Definitely not mathematicians. When mathematicians study quantum field theory, they do the math. They don't do the metaphysics. And if they do, at that moment they are acting as philosophers and not mathematicians.
You have your basic facts all wrong.
:clap: :cool:
You put too much effort in a post towards someone who won't learn from disagreement. In another thread, he said that he is quite sure about he was talking about, and in the same post he said that the twin paradox is a paradox in Newtonian physics only and not in relativity.
Quoting fishfry
Study who?
Sorry did I get my history wrong? Not sure what you meant. I was making the point that people find value in studying all kinds of stuff so why not math. Was my analogy off the mark?
Quoting Lionino
Quoting fishfry
.
Quoting fishfry
No, it was a contrarian joke implying that people (me) don't study them.

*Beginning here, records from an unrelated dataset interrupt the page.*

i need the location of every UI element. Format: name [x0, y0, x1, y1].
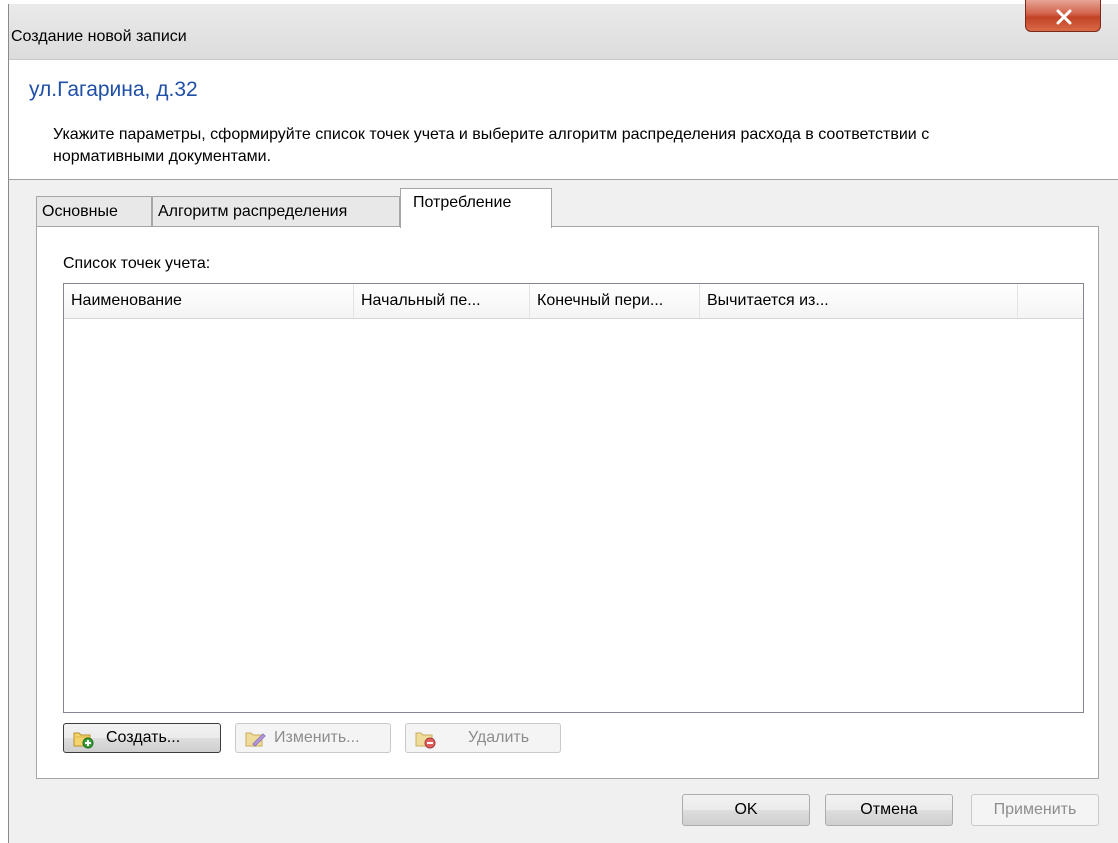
close-button[interactable]: [1025, 0, 1101, 32]
metering-points-label: Список точек учета:: [63, 255, 211, 272]
ok-button[interactable]: OK: [682, 794, 810, 826]
folder-delete-icon: [415, 729, 437, 754]
folder-edit-icon: [245, 729, 267, 754]
title-bar[interactable]: Создание новой записи: [9, 0, 1118, 60]
close-icon: [1056, 9, 1072, 25]
apply-button[interactable]: Применить: [971, 794, 1099, 826]
column-header-start-period[interactable]: Начальный пе...: [354, 284, 530, 318]
delete-button[interactable]: Удалить: [405, 723, 561, 753]
metering-points-grid[interactable]: Наименование Начальный пе... Конечный пе…: [63, 283, 1084, 713]
cancel-button[interactable]: Отмена: [825, 794, 953, 826]
dialog-window: Создание новой записи ул.Гагарина, д.32 …: [8, 0, 1118, 843]
tab-consumption[interactable]: Потребление: [400, 188, 552, 228]
grid-header: Наименование Начальный пе... Конечный пе…: [64, 284, 1083, 319]
edit-button[interactable]: Изменить...: [235, 723, 391, 753]
column-header-filler: [1018, 284, 1083, 318]
window-title: Создание новой записи: [11, 28, 187, 45]
tab-distribution-algorithm[interactable]: Алгоритм распределения: [152, 196, 400, 227]
create-button-label: Создать...: [106, 729, 181, 746]
column-header-name[interactable]: Наименование: [64, 284, 354, 318]
column-header-end-period[interactable]: Конечный пери...: [530, 284, 700, 318]
tab-panel-consumption: Список точек учета: Наименование Начальн…: [36, 226, 1099, 779]
dialog-header: ул.Гагарина, д.32 Укажите параметры, сфо…: [9, 60, 1118, 180]
tab-main[interactable]: Основные: [36, 196, 152, 227]
folder-add-icon: [73, 729, 95, 754]
edit-button-label: Изменить...: [274, 729, 360, 746]
page-title: ул.Гагарина, д.32: [29, 78, 198, 101]
create-button[interactable]: Создать...: [63, 723, 221, 753]
instruction-text: Укажите параметры, сформируйте список то…: [53, 126, 930, 165]
delete-button-label: Удалить: [468, 729, 530, 746]
column-header-subtracted-from[interactable]: Вычитается из...: [700, 284, 1018, 318]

Speaking of category theory, I came in contact with it (again) to explore the subject of vector spaces with irrational dimensions. Naturally, vector spaces traditionally defined have a dimension n, n E N, naturally because the set of its basis can't have ? elements, but something like that is the case of fusion categories, if a mathoverflow user is to be trusted.
Sorry, must be quoting issues.
Quoting Lionino
Oh I get it.
Quoting Lionino
Wow that's a new one on me. The Wiki page on the subject is brief and unhelpful.
How would a vector space dimension work that wasn't a positive integer? Have a link?
ps ... found this.
https://math.stackexchange.com/questions/1466820/vector-spaces-with-fractional-dimension
There is this link https://ncatlab.org/nlab/show/fusion+category
It mostly goes over my headQuoting fishfry
That is the stack user I was referring to.
Pretty weird stuff ...
It is not a popular function of "pure" mathematics to delve into these issues. For example, arXiv.org lists the number of math papers submitted in this last week: Total-783, Logic-5, History&Overview-1. To compare: Category Theory-18, Complex variables-18. Others-751 (29 additional categories).